A report from the equity team at Berenberg Bank suggests it is now time for Inmarsat to lay its cards on the table, given that the operator’s somewhat volatile share price has since risen to £5.46 in London July 12th (but well down on its June 25th position of £6.32) helped by investor speculation of another bid.

The bank’s July 12th note says: “Given EchoStar’s actions to date and the lack of any obvious material synergies between the two companies, it is somewhat debatable whether any combination between Echostar and Inmarsat will be consummated. However, given the confidence of Inmarsat’s board that 532p significantly undervalues the company on a standalone basis, we expect some pressure from shareholders for management to back up this claim with some positive communication. Shareholders need to be careful with what they wish for, however; those who have followed the stock over recent years have witnessed the results of what can happen if management looks through rose-tinted glasses. Visibility and timing of any value crystallisation remains limited, in our view, and our price target suggests downside to the current share price. That said, we do expect management to be pressured by shareholders into providing more details on the pathway to medium-term value creation, which could reassure investors for now. We also believe ongoing M&A speculation will likely provide a floor to the share price in the coming months. We thus reiterate our Hold rating.”

The bank’s report adds: “Clearly Inmarsat shares have been boosted by EchoStar’s interest and are now comfortably off the multi-year lows they were trading at prior to the announcement on 8 June.
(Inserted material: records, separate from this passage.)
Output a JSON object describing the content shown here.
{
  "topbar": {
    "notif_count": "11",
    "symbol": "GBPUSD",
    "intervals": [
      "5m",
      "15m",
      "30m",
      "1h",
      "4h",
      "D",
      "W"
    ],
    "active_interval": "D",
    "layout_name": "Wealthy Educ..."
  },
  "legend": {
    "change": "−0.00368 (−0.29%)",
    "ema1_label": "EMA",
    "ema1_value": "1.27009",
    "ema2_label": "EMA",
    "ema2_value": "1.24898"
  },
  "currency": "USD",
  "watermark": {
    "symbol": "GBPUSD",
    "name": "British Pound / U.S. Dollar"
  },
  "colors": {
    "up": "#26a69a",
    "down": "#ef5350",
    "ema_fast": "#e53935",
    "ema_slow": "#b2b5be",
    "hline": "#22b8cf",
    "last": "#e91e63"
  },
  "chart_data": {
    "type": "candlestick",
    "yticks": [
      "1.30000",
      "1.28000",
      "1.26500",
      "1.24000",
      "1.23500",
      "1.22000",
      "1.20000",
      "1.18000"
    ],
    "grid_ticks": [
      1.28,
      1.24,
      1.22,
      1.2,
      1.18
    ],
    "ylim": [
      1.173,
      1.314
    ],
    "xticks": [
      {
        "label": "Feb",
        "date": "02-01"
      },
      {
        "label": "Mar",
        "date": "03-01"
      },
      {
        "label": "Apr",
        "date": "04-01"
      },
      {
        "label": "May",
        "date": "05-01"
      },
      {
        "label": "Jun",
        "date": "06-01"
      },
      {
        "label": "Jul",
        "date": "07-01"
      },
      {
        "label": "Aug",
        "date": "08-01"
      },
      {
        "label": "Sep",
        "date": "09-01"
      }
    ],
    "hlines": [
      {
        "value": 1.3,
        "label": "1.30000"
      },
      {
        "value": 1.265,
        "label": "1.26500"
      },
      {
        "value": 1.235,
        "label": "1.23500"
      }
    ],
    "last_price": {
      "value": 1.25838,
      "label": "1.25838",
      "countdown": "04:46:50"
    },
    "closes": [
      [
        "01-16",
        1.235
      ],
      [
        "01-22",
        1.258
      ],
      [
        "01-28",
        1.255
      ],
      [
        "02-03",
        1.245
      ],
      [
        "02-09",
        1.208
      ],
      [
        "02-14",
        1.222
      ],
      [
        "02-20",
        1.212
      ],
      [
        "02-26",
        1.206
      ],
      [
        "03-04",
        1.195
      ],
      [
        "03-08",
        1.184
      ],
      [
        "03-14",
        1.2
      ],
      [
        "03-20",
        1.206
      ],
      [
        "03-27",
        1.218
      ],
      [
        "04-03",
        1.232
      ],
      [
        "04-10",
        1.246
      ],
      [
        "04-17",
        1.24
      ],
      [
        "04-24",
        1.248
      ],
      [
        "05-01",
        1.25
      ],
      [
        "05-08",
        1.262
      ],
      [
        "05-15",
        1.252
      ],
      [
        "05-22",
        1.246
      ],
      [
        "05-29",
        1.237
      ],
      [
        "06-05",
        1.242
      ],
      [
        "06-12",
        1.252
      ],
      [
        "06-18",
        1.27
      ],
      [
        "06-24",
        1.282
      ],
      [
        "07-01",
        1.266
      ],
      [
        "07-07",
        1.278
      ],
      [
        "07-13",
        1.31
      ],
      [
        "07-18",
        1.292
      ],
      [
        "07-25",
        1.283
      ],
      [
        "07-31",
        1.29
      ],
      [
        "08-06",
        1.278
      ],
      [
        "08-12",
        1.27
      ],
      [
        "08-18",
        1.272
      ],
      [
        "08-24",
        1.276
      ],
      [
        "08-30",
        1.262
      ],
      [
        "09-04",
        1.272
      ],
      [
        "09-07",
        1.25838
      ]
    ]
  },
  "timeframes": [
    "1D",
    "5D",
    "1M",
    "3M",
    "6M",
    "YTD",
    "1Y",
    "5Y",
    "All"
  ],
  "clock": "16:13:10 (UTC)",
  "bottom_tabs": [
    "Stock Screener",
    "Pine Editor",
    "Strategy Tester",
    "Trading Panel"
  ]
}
With ongoing speculation likely to continue, and perhaps a now more bullish management stance (as described above), we expect this premium could continue over the coming months. M&A aside, however, we do not believe the shares offer value at the current levels. Upside could come from new exceptional revenues or continued Ligado payments, but with no certainty on these we think neither are suitable reasons to put fresh money into the shares today. The stronger US dollar is the main driver of both our estimate changes and small price target update.”